To provide workable demonstrations, the Hopkins IT team winnowed the list of candidate systems from 12 to three and then set up a 15-minute, Web-based, self-paced, task-oriented demo for physicians. To further entice participation, all demo participants were entered in a raffle featuring iPads as prizes. The strategy yielded more than 300 physician participants from across the hospital system, giving the IT team a wide sample of how the viewers would serve various users.

“We told them, ‘We want you to decide. The radiologists aren’t going to tell you what viewer to use,’” Nagy said.

The broad participation avoided having the selection made by relatively few physicians with strong personal interests in computers, according to Nagy. He warned that tech-savvy physicians tend to focus on a product’s high-end features and capabilities rather than the day-to-day routine functionality being evaluated for broad use.

A World Going Mobile
Mobile applications were a common discussion at SIIM. The big question among clinicians was how might tablets, smartphones, or other devices help their practice. Among the IT professionals, the question was primarily, how do hospitals handle security and management of portable devices?

Marc D. Kohli, MD, a radiologist at Indiana University Medical Center, noted that clinicians are driving mobile device use in most health care settings. Radiologists overwhelmingly do their work at the PACS workstations, while tablet devices are used most to show images to patients or as physician education tools. Kohli expects an increase in educational uses of tablets because they can store and display plenty of images and book material in usable formats, but he doesn’t see them having a large role as a clinical tool for radiologists.

But from an IT perspective, the expanded use of tablets and other mobile devices creates security problems. Hospitals and other organizations need to work out the details of managing and securing personal devices used to access hospital data. Bring-your-own-device arrangements are common because facilities are not eager to purchase large numbers of devices for their staff.

One important security consideration is a two-pronged authentication process where a user must register his or her specific device with the organization and also have appropriate password protection to access data.

Kohli said one shift in the security thinking regarding mobile devices is a new focus on setting up systems to protect data rather than securing specific devices or workstations, which commonly has been the security approach in the dedicated workspace environment.

C. Matthew Hawkins, MD, a radiologist and pediatric fellow at Cincinnati Children’s Hospital Medical Center, pointed out that patients will demand mobile device access for certain health care services as a means of making it easier to access the health care system.
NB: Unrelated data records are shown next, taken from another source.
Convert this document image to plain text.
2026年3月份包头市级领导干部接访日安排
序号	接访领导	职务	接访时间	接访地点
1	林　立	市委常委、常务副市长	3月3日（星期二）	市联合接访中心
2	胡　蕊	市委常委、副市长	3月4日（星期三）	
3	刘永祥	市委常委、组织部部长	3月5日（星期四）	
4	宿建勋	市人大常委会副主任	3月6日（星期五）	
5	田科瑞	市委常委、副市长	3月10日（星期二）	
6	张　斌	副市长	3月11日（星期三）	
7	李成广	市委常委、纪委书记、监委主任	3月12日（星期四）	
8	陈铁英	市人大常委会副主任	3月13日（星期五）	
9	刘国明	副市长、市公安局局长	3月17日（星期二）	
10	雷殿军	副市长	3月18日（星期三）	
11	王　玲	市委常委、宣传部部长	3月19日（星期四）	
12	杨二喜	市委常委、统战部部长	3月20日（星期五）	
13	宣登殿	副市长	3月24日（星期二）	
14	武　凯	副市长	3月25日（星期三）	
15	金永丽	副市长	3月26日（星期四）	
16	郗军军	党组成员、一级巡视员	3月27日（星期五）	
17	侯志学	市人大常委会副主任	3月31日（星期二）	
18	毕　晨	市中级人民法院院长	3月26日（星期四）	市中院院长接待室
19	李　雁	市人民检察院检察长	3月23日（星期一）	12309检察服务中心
That said, he doesn’t foresee radiology images being one of the big drivers because there’s not much a patient really can do with a cell phone image.

Hawkins mentioned in his presentation that 56% of American adults own a smartphone and that the devices are popular across most age and socioeconomic groups. He said 40% of low-income Americans use phones as their primary way to access the Internet, as do 45% of blacks, 42% of Hispanics, and 45% of young people. He added that 77% of mobile Google searches are done from home or work, not on the move. “It’s becoming the mainstream way that we access technology,” Hawkins said.

While mobile devices may not be an imaging patient tool, your facility will probably benefit from allowing patients to use them for certain interactions within the health care system.

— Jim Knaub is the editor of Radiology Today.